Остроухов усмехался уже в открытую.
— Почему ваша мама вместе с Лазарем не сбежала? — спросил Геннадий. Жила в нем надежда, что, может, и не было между его дедом и Дарьюшкой «эдакой любви».
— В 23-м году мама не смогла с ним из станицы бежать — ее отец при смерти был! В 29-м, когда папа Рогачевых убил, он к маме на хутор Гурин даже не сунулся, боялся подозрение на нее навлечь. Да и я уже родилась — опасно было с маленьким дитем по стране скитаться. Потом война началась. После нее у них опять что-то не сладилось. Ну а дальше он под Ленинградом семьей обзавелся…
В последних словах женщины прозвучала досада. Она замолчала. А потом предложила Геннадию:
— Ты меня тетей Машей зови.
— Тетя Маша, вы еще расскажите про деда чего-нибудь?
— Да чего ж тебе еще? Три старших брата у него было, за белых воевали — убили их всех. Еще знаю, что мать его в огне погибла. Хату ночью кто-то поджег. Видать, в отместку за то, что Лазарь много коммунистов убил.
«Это сколько ж народу в нашем роду полегло», — подумал Геннадий. Оказывается, у подножия его сегодняшней благополучной питерской жизни плещется целое море из пролитых неизвестными предками крови и слез.
— Знаешь, как отец маму ласково называл? — продолжала Мария Анисимова. — Воробушком. А она его жучком.
Кауров недовольно посмотрел на свой «Ролекс» и объявил:
— Нам пора.
— Как? — женщина всплеснула руками. — Мы же теперь родня. А я даже не расспросила: кто ты, кем работаешь?
— Я бизнесом занимаюсь. Подробности сообщу письмом.
Геннадию пора было прощаться с миром Лазаря Черного и возвращаться в свой мир. Мир большого города и житейского комфорта, — туда, где не надо пахать и сеять, вставать с первыми петухами, ходить по нужде в деревянную уборную, а еще убивать учителей, скрываться от погонь и сводить счеты с врагами. Видя, что его внезапный уход доставляет Марии Анисимовой боль, Геннадий испытал мстительную радость. Все еще жила в нем обида на эту женщину, пытавшуюся присвоить права на его деда, Лазаря Черного. Без особых на то оснований.
— Ты хоть адрес чиркни. Будем письма друг дружке писать, — почти взмолилась Мария Анисимова.

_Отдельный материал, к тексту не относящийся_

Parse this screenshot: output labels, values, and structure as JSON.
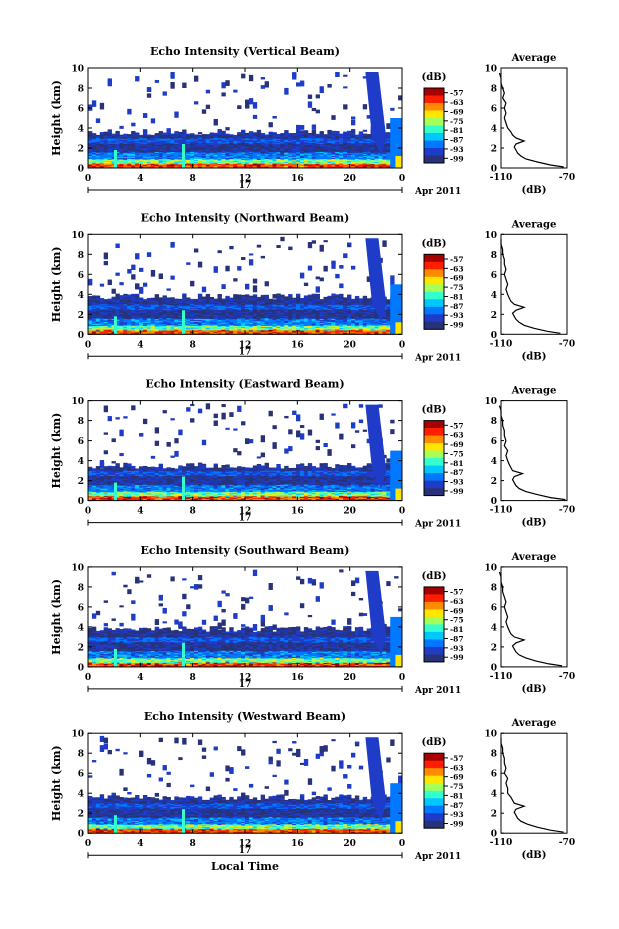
{
  "figure": {
    "date_day": "17",
    "date_month_year": "Apr 2011",
    "xlabel": "Local Time",
    "ylabel": "Height (km)",
    "colorbar_unit": "(dB)",
    "colorbar_ticks": [
      "-57",
      "-63",
      "-69",
      "-75",
      "-81",
      "-87",
      "-93",
      "-99"
    ],
    "colorbar_colors": [
      "#a80000",
      "#ff1e00",
      "#ff8c00",
      "#ffe600",
      "#a6ff59",
      "#33ffcc",
      "#00c8ff",
      "#0078ff",
      "#1e3cc8",
      "#283278"
    ],
    "profile_title": "Average",
    "profile_xlabel": "(dB)",
    "profile_xticks": [
      "-110",
      "-70"
    ]
  },
  "chart_data": [
    {
      "type": "heatmap",
      "title": "Echo Intensity (Vertical Beam)",
      "xlabel": "Local Time",
      "ylabel": "Height (km)",
      "x_ticks": [
        "0",
        "4",
        "8",
        "12",
        "16",
        "20",
        "0"
      ],
      "y_ticks": [
        "0",
        "2",
        "4",
        "6",
        "8",
        "10"
      ],
      "xlim": [
        0,
        24
      ],
      "ylim": [
        0,
        10
      ],
      "color_unit": "(dB)",
      "color_range": [
        -99,
        -57
      ],
      "cloud_top_km": 3.6,
      "profile": {
        "title": "Average",
        "xlabel": "(dB)",
        "xlim": [
          -110,
          -70
        ],
        "height_km": [
          0.1,
          0.3,
          0.6,
          0.9,
          1.2,
          1.5,
          1.8,
          2.1,
          2.4,
          2.7,
          3.0,
          3.3,
          3.6,
          4.0,
          4.5,
          5.0,
          5.5,
          6.0,
          6.5,
          7.0,
          7.5,
          8.0,
          8.5,
          9.0,
          9.5
        ],
        "db": [
          -72,
          -80,
          -88,
          -95,
          -98,
          -100,
          -101,
          -102,
          -101,
          -96,
          -101,
          -103,
          -104,
          -106,
          -107,
          -108,
          -107,
          -108,
          -107,
          -109,
          -108,
          -109,
          -110,
          -110,
          -111
        ]
      }
    },
    {
      "type": "heatmap",
      "title": "Echo Intensity (Northward Beam)",
      "xlabel": "Local Time",
      "ylabel": "Height (km)",
      "x_ticks": [
        "0",
        "4",
        "8",
        "12",
        "16",
        "20",
        "0"
      ],
      "y_ticks": [
        "0",
        "2",
        "4",
        "6",
        "8",
        "10"
      ],
      "xlim": [
        0,
        24
      ],
      "ylim": [
        0,
        10
      ],
      "color_unit": "(dB)",
      "color_range": [
        -99,
        -57
      ],
      "cloud_top_km": 3.8,
      "profile": {
        "title": "Average",
        "xlabel": "(dB)",
        "xlim": [
          -110,
          -70
        ],
        "height_km": [
          0.1,
          0.3,
          0.6,
          0.9,
          1.2,
          1.5,
          1.8,
          2.1,
          2.4,
          2.7,
          3.0,
          3.3,
          3.6,
          4.0,
          4.5,
          5.0,
          5.5,
          6.0,
          6.5,
          7.0,
          7.5,
          8.0,
          8.5,
          9.0,
          9.5
        ],
        "db": [
          -74,
          -82,
          -90,
          -96,
          -99,
          -101,
          -102,
          -103,
          -101,
          -96,
          -102,
          -104,
          -105,
          -106,
          -107,
          -106,
          -107,
          -108,
          -107,
          -108,
          -108,
          -109,
          -109,
          -110,
          -110
        ]
      }
    },
    {
      "type": "heatmap",
      "title": "Echo Intensity (Eastward Beam)",
      "xlabel": "Local Time",
      "ylabel": "Height (km)",
      "x_ticks": [
        "0",
        "4",
        "8",
        "12",
        "16",
        "20",
        "0"
      ],
      "y_ticks": [
        "0",
        "2",
        "4",
        "6",
        "8",
        "10"
      ],
      "xlim": [
        0,
        24
      ],
      "ylim": [
        0,
        10
      ],
      "color_unit": "(dB)",
      "color_range": [
        -99,
        -57
      ],
      "cloud_top_km": 3.5,
      "profile": {
        "title": "Average",
        "xlabel": "(dB)",
        "xlim": [
          -110,
          -70
        ],
        "height_km": [
          0.1,
          0.3,
          0.6,
          0.9,
          1.2,
          1.5,
          1.8,
          2.1,
          2.4,
          2.7,
          3.0,
          3.3,
          3.6,
          4.0,
          4.5,
          5.0,
          5.5,
          6.0,
          6.5,
          7.0,
          7.5,
          8.0,
          8.5,
          9.0,
          9.5
        ],
        "db": [
          -71,
          -80,
          -88,
          -95,
          -99,
          -101,
          -102,
          -103,
          -102,
          -97,
          -103,
          -104,
          -105,
          -106,
          -107,
          -106,
          -108,
          -107,
          -108,
          -108,
          -109,
          -109,
          -110,
          -110,
          -111
        ]
      }
    },
    {
      "type": "heatmap",
      "title": "Echo Intensity (Southward Beam)",
      "xlabel": "Local Time",
      "ylabel": "Height (km)",
      "x_ticks": [
        "0",
        "4",
        "8",
        "12",
        "16",
        "20",
        "0"
      ],
      "y_ticks": [
        "0",
        "2",
        "4",
        "6",
        "8",
        "10"
      ],
      "xlim": [
        0,
        24
      ],
      "ylim": [
        0,
        10
      ],
      "color_unit": "(dB)",
      "color_range": [
        -99,
        -57
      ],
      "cloud_top_km": 3.8,
      "profile": {
        "title": "Average",
        "xlabel": "(dB)",
        "xlim": [
          -110,
          -70
        ],
        "height_km": [
          0.1,
          0.3,
          0.6,
          0.9,
          1.2,
          1.5,
          1.8,
          2.1,
          2.4,
          2.7,
          3.0,
          3.3,
          3.6,
          4.0,
          4.5,
          5.0,
          5.5,
          6.0,
          6.5,
          7.0,
          7.5,
          8.0,
          8.5,
          9.0,
          9.5
        ],
        "db": [
          -73,
          -81,
          -89,
          -95,
          -99,
          -101,
          -102,
          -103,
          -101,
          -96,
          -102,
          -104,
          -105,
          -106,
          -107,
          -106,
          -107,
          -108,
          -107,
          -108,
          -109,
          -109,
          -110,
          -110,
          -111
        ]
      }
    },
    {
      "type": "heatmap",
      "title": "Echo Intensity (Westward Beam)",
      "xlabel": "Local Time",
      "ylabel": "Height (km)",
      "x_ticks": [
        "0",
        "4",
        "8",
        "12",
        "16",
        "20",
        "0"
      ],
      "y_ticks": [
        "0",
        "2",
        "4",
        "6",
        "8",
        "10"
      ],
      "xlim": [
        0,
        24
      ],
      "ylim": [
        0,
        10
      ],
      "color_unit": "(dB)",
      "color_range": [
        -99,
        -57
      ],
      "cloud_top_km": 3.6,
      "profile": {
        "title": "Average",
        "xlabel": "(dB)",
        "xlim": [
          -110,
          -70
        ],
        "height_km": [
          0.1,
          0.3,
          0.6,
          0.9,
          1.2,
          1.5,
          1.8,
          2.1,
          2.4,
          2.7,
          3.0,
          3.3,
          3.6,
          4.0,
          4.5,
          5.0,
          5.5,
          6.0,
          6.5,
          7.0,
          7.5,
          8.0,
          8.5,
          9.0,
          9.5
        ],
        "db": [
          -72,
          -80,
          -88,
          -94,
          -98,
          -100,
          -101,
          -102,
          -101,
          -96,
          -102,
          -103,
          -104,
          -106,
          -106,
          -107,
          -106,
          -108,
          -107,
          -108,
          -108,
          -109,
          -109,
          -110,
          -110
        ]
      }
    }
  ]
}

Кауров протянул ей визитную карточку.
— Запишите туда мой домашний адрес и телефон.
Женщина засуетилась в поисках ручки.
— А можно и мне визитку? — попросил Павел.
— Да, конечно, прошу прощения.
Кауров продиктовал новым знакомым свои координаты, не сомневаясь в душе, что никакой переписки у них не получится. Он лет семь как никому писем не писал.
Уже в дверях, немного поколебавшись, Мария Лазаревна крепко обхватила Геннадия за шею и прильнула к его груди. Этот порыв растрогал петербургского гостя. Он тоже обнял женщину и даже успокаивающе погладил ее по руке.
— Ой, — вдруг отпрянула от него Мария Анисимова, — забыла. Я же все спросить у тебя хотела — чего в том письме было, которое ты в тайнике нашел?
Кауров задумался, подбирая правильные слова.
— Ваша мать пишет в нем, как в станице жить плохо стало. И еще, что ждет Лазаря и любит его.
Пока мужчины спускались вниз по лестнице, тетя Маша все стояла в дверном проеме и кивала головой о чем-то своем.
Выйдя из подъезда, Геннадий с наслаждением глотнул свежего воздуха. Он был сладок на вкус. А порывы влажного ветра напоминали струи холодного душа, навстречу которым Кауров с радостью подставил лицо. Даже норковую шапку снял, чтобы лучше проветрить голову. Но и этого ему показалось мало. Он растер себе снегом щеки и лоб.